Thanks for your help
Biagio



2nd)
I implemented two ImageTraverser using different load balancing strategy: the first using the WorkQueue approach (with granularity=5), the latter using a trivial static scheduling of packet between threads.

I also tested these two balancer on 3 complex scenes (from 200 000 to 8 000 000 of primary rays + reflections).

The test platform is an Intel Core 2 Quad Q6600 (4 cores).
Surprisingly scalability is higher with the static approach...
am I using the WorkQueue in the wrong way? Which is the better load balancer available in Manta for my target platform?

The better load balancing approach is probably more dependent on the graphics workload than on the hardware platform.  The rendering cost can be visualized by pressing 't' and then using 't+ctrl' or 't+shift' to adjust the color map. How does changing granularity effect scalability?

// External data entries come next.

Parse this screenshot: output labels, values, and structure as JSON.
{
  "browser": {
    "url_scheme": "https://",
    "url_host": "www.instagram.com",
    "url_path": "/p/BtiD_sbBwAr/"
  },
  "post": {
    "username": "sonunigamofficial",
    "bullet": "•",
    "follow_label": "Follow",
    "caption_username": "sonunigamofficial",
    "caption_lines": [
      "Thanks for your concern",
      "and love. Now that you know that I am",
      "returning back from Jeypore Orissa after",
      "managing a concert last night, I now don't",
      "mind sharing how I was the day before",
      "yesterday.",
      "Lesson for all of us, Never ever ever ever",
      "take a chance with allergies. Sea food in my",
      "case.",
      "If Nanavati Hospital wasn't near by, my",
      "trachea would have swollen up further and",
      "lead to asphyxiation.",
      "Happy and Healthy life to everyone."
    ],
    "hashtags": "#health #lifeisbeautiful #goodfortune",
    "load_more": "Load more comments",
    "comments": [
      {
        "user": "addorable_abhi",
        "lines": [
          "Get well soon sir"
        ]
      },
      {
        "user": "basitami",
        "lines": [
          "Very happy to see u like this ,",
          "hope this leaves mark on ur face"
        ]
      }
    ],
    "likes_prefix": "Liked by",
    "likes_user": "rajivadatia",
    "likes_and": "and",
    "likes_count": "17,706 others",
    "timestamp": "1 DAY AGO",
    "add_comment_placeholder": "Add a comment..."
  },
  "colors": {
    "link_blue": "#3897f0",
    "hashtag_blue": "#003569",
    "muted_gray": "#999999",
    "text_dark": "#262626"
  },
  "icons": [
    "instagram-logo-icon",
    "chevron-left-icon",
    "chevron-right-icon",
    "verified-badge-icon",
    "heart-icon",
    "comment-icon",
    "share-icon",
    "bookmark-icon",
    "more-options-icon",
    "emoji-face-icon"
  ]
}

I also noted that the scalability is fine with low fps (close to 4x), but it slow down for higher fps (3x).

What are the actual refresh rates for low and high? Also what changes to produce the lower or higher frame rate, i.e. does the scene become more complicated, the output resolution greater etc.?

I wonder if this is due to a relatively higher cost of the barrier synch.

The barriers only become expensive if there is another source of load imbalance in the pipeline which the load balancer is unable to compensate for, e.g. the animation callbacks occur in a separate section of the control loop from rendering, so if one thread executes a very expensive animation update, the other threads might end up idling at the barrier which would hurt scalability. This type of load imbalance is usually visible in a profiler.